Setting aside the politics and much of the economic silliness that comes with politics, does rail service offer anything to compete with air travel? This guy took a train and liked it:

Everyone we met, from trainmen, conductors, and attendants to counter clerks, security personnel, and our fellow passengers were, if not downright happy, at minimum in a good mood. Unlike the aggravated, anxious, aggressively rude misanthropes at the airport, from packed waiting rooms to the exclusive waiting rooms to the sightseeing car, people were polite, relaxed, and smiling. The security matched that of the airport—without the striptease: the ticket clerk asked for a photo ID.

Like most of our railway conversations on the train and in the waiting rooms, it didn’t take long before someone asked, “Why are you taking the train?” On the Limited, roughly a third were on business, a third were on vacation, and the rest were traveling for a multitude of reasons, from a new job to a family emergency. Regardless the reason, almost everyone expressed a hatred of flying. Not fear of being up in the air, just a seething  dislike of anything related to the airlines. The only time I saw people getting truly cranky is when they started talking about their last airline experience. And then they would go silent, look out the window, and let the passing scenery soothe them.

Train travel not only gives you time for one last pass through the presentation before delivering you relaxed and refreshed, said one business traveler, it also gives you time to contemplate what you’re doing, to make sure it fits well in the grand scheme of things.

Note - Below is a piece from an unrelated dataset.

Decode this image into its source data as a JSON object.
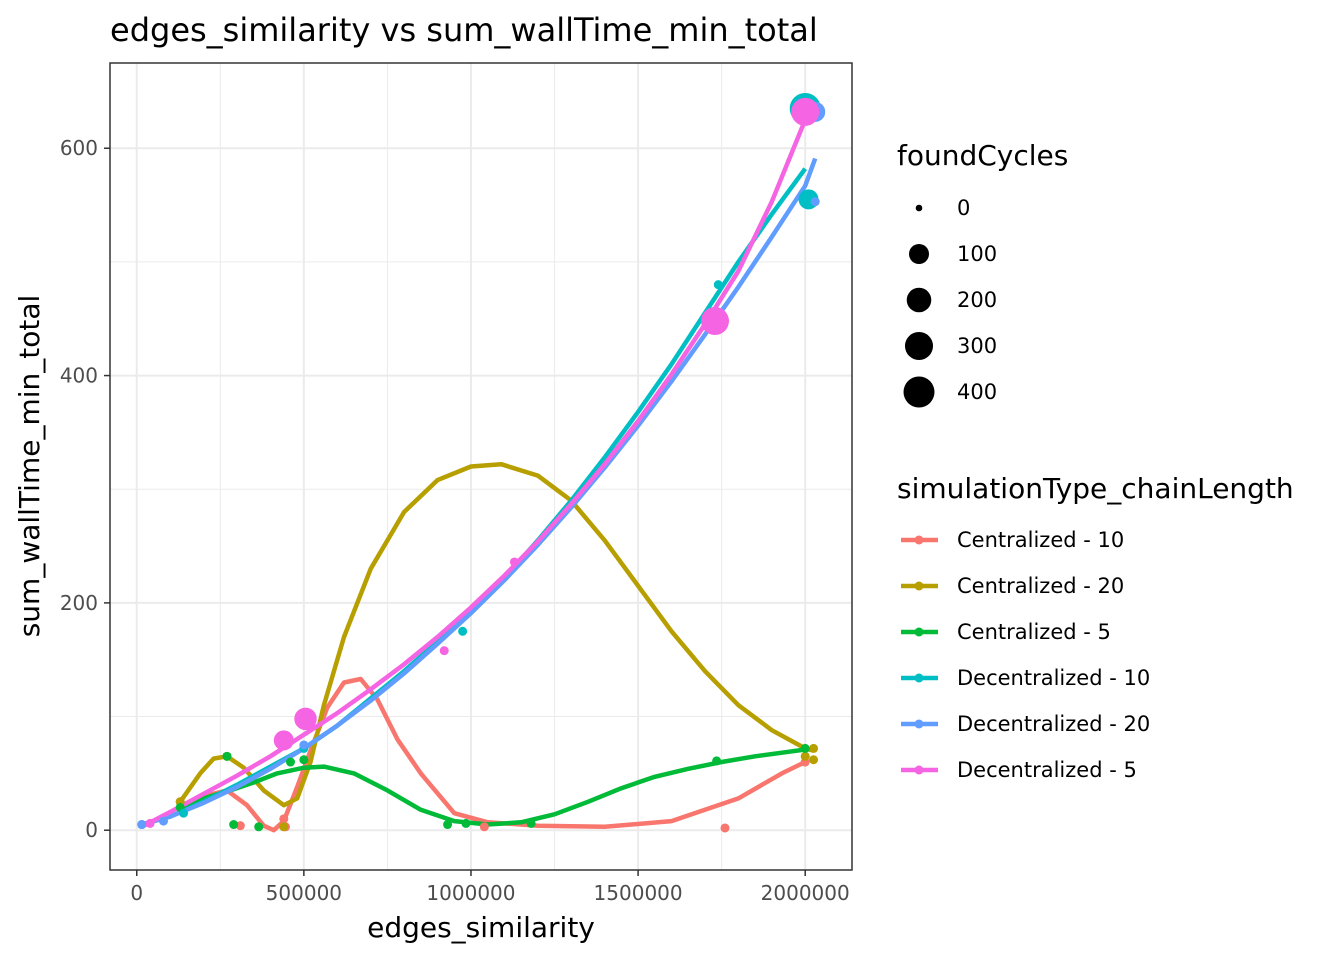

I, too dislike flying. The actual sitting in a chair in the sky part is pretty neat. But all the other stuff stinks. When I have time to travel without the speed of airliners, I prefer to drive. Driving soothes me like the view from the train window. And when I get to where I am going I do not need to rent a car.

Trains are slower than driving, too. At least for the trips I like to take. If there was a better passenger rail network the balance might shift a bit toward trains. But building that network brings in economics and political silliness. It just isn’t right to make someone else subsidize my leisurely and nostalgic ride on the rails.